羽休みに娯楽を

読書、主に小説の感想を上げています。たまに、漫画や映画等も。

君の話

君の話 (早川書房)

 

夏に浸りたくなる作品なので再読しました。

久しぶりに読み返して、初めに読んだ頃は何て思ったのか気になりました。

数年前に一度読んだぶりだったので、忘れていました。

記憶って、いつまでも保持していたいなと思うけど、実際は難しい。

そんな記憶を題材にした作品で、記憶を弄れるようになった世界での恋でした。

記憶は良くも悪くも人が変えられるけども、思い出や感情までも意図して弄れるのは幸せなのかもしれない。

なかった記憶を現実にしようとする彼女の生き方、それを受け止める彼、2人の運命が交差する終盤は美しかったです。嘘だから良いんだ。

 

前半、後半で別れた仕掛けがあるのだが、それがまた良く効いてくる。

初版の帯にある、出会う前から続いていて、終わる前に終わっていたという言葉通りの展開で、どういうことだと思いつつ、読んで納得。

これは嘘から始まり、嘘を真にする純粋な恋に昇華してみせたのは見事としか言えない。 

 

 

 

二十歳の夏、僕は一度も出会ったことのない女の子と再会した。

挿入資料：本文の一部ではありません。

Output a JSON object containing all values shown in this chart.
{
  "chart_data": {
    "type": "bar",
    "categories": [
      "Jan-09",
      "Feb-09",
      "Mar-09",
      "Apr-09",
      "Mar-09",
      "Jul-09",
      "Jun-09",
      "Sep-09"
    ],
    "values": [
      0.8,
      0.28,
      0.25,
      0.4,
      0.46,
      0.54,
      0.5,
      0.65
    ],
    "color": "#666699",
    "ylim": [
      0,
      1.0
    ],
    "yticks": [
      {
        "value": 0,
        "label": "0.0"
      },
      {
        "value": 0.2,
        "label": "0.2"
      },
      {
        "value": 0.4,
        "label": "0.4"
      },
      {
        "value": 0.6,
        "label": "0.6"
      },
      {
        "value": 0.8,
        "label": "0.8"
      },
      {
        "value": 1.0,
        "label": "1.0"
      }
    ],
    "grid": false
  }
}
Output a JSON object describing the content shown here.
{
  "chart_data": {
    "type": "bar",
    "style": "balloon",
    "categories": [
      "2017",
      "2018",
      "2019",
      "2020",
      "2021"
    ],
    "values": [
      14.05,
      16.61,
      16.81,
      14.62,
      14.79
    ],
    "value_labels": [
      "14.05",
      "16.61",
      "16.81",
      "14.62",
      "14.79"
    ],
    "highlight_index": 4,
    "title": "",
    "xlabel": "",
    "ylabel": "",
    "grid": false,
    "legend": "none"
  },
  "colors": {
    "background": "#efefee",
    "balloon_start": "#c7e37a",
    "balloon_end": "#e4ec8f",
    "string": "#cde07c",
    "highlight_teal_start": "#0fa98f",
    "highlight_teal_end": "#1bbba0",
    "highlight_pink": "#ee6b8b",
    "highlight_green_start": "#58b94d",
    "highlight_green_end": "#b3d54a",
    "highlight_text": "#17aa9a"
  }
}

架空の青春時代、架空の夏、架空の幼馴染。夏凪灯花は記憶改変技術によって僕の脳に植えつけられた“義憶”の中だけの存在であり、実在しない人物のはずだった。「君は、色んなことを忘れてるんだよ」と彼女は寂しげに笑う。「でもね、それは多分、忘れる必要があったからなの」これは恋の話だ。その恋は、出会う前から続いていて、始まる前に終わっていた。